Thursday, October 30, 2014

RE: Catastrophe

Where else, but in Insurance Journal, would you read about hedge funds doing what comes naturally;
Hedge funds have long been big buyers of insurance-linked securities such as catastrophe bonds, which pay high yields until a disaster hits and make up more than 10 percent of the $570 billion global reinsurance market.
Some alternative fund managers are now taking the next step: setting up their own reinsurance companies to earn a share of premiums and invest the income in high-yield strategies while waiting for the next big hurricane or earthquake.
Which are supposed to be the next big thing, according to Global Warming Climate Change-mongers.
For the funds, natural disasters have the appeal of being random and usually unconnected to increasingly linked global financial markets, where returns have been low.

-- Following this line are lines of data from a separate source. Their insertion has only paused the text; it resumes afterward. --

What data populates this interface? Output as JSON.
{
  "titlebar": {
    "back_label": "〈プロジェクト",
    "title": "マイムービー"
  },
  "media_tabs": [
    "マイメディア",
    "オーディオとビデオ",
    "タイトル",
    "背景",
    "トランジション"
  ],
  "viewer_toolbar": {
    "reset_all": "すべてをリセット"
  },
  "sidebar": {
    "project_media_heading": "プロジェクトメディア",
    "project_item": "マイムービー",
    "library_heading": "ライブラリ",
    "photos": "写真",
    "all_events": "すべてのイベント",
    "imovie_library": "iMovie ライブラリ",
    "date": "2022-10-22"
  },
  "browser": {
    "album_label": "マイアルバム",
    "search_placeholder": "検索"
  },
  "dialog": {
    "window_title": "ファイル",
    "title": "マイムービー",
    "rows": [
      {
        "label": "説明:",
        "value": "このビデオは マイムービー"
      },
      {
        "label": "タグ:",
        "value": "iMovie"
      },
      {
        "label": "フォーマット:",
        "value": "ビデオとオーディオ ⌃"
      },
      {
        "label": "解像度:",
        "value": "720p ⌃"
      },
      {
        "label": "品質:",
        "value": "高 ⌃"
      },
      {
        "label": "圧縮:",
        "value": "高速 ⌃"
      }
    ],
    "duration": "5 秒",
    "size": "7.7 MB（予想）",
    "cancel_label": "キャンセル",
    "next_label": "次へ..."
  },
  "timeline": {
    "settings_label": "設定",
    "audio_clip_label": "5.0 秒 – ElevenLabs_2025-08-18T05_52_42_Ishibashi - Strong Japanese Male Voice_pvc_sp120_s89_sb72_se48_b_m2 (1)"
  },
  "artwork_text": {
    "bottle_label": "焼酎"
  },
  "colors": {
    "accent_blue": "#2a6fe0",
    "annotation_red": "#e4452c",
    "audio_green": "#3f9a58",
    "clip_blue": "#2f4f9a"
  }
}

The new reinsurers say their ability to invest in higher-risk assets, bet on securities falling in price and leverage their bets with borrowed cash gives them an advantage over traditional reinsurers, which generally invest only in low-yielding, fixed-income assets.
 What's in a name?
Skeptics say reinsurers set up by hedge funds in lightly-regulated jurisdictions like Bermuda are not as well safeguarded as traditional big European firms like Hannover Re, Munich Re and Swiss Re....
Speaking of unlikely, but potentially devastating events, Scott Sumner is trying to set up a demonstration market in NGDP futures. Which, when one things about it, has an insurable element in it.